Richard I. Levin

The NYU School of Medicine's Laboratory for Cardiovascular Research in the Department of Medicine uses a multidisciplinary approach to study atherosclerosis from bench to bedside. We focus on the effects of atherogenic biomolecules which modify endothelial function in leukocyte-endothelial interaction, thombosis and fibrinolysis, and endothelial proliferation.

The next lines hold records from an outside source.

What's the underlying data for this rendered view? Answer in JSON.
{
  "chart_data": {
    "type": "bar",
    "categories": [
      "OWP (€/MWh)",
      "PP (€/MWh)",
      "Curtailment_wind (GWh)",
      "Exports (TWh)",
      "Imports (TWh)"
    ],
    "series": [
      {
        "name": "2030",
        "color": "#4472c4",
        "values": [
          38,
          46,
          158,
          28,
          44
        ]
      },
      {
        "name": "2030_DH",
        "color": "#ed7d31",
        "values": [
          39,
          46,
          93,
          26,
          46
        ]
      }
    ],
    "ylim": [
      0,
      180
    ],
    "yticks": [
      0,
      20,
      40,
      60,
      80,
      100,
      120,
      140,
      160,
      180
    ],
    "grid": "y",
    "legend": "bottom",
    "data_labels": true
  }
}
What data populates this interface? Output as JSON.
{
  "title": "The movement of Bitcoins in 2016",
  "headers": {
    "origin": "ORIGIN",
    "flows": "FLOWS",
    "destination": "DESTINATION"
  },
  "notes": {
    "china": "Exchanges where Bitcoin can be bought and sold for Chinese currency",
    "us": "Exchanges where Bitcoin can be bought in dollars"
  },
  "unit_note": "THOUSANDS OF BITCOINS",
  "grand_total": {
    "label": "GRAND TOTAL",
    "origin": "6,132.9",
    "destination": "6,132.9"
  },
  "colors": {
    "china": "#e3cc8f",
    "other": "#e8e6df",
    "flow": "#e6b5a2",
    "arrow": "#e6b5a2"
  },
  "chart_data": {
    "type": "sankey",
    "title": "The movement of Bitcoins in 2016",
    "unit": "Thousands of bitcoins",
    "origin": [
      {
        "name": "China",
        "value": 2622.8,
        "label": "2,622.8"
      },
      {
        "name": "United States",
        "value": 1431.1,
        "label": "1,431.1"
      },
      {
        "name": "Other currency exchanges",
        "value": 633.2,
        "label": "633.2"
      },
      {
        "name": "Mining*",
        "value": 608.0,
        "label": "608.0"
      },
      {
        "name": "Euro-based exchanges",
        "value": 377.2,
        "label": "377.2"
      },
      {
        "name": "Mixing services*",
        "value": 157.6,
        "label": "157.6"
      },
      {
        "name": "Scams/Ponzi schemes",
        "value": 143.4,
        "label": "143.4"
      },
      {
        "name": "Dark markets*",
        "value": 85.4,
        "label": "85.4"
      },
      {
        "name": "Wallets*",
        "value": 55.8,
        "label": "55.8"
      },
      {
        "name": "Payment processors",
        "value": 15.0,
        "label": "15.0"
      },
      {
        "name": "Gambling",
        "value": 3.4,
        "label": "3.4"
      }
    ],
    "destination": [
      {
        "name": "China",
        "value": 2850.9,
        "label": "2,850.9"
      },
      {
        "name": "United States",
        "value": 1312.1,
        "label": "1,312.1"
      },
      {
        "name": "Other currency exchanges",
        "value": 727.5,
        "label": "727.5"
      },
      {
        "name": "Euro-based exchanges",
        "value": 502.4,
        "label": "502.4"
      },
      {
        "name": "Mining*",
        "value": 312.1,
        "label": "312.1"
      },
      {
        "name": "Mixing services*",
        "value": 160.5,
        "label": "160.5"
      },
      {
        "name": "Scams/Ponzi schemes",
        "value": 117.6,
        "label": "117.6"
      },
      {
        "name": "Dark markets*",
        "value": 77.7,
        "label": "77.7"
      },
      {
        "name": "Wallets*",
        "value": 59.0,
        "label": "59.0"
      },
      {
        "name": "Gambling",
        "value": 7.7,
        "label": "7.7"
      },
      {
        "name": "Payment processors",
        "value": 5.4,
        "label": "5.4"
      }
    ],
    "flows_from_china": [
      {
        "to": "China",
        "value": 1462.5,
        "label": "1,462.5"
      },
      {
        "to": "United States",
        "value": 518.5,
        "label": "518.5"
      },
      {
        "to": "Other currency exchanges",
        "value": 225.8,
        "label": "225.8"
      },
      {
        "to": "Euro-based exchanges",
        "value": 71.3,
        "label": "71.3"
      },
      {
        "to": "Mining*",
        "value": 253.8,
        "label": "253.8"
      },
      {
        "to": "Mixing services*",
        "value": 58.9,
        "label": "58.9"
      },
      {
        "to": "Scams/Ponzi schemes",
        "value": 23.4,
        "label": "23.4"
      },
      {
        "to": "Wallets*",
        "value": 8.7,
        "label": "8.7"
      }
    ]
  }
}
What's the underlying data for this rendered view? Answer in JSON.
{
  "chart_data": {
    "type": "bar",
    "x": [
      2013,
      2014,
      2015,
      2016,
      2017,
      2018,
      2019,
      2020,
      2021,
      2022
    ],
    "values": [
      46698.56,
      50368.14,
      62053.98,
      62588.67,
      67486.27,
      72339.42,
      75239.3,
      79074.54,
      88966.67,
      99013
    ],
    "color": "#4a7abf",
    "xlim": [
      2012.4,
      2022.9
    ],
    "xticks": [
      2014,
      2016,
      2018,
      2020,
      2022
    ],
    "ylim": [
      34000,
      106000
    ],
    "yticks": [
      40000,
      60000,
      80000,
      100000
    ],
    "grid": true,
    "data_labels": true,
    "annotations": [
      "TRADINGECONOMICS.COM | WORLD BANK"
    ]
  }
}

The most compelling theory on the origins of atherosclerosis proposes that atherosclerosis is secondary to endothelial dysfunction or denuding endothelial injury. The mass of atherosclerosis, in turn, is proportional to both the magnitude and persistence of endothelial injury such that factors which delay reendothelialization enhance atherosclerosis. While atherosclerosis accelerates in patients with chronic renal failure (CRF) who are maintained on dialysis, the causes for this acceleration are unknown. We discovered that uremic levels of the end-metabolite oxalic acid dramatically inhibit the proliferation and migration of human endothelial cells (EC) in vitro. Oxalate inhibits endothelial regeneration and is, therefore, a candidate atherogenic toxin. Our recent work links these phenomena to an elevation in intracellular calcium [Ca++]i unique to EC. While it is clear that [Ca++]i is modulated during the cell cycle, it is not clear whether this modulation is both necessary and sufficient for progression through the cell cycle. Thus, the role of [Ca++]i as an oxalate-dependent moderator of EC proliferation is unknown. We are exploring the precise molecular mechanisms by which oxalate increases [Ca++]i, thereby inhibiting reedothelialization and promoting atherogenesis.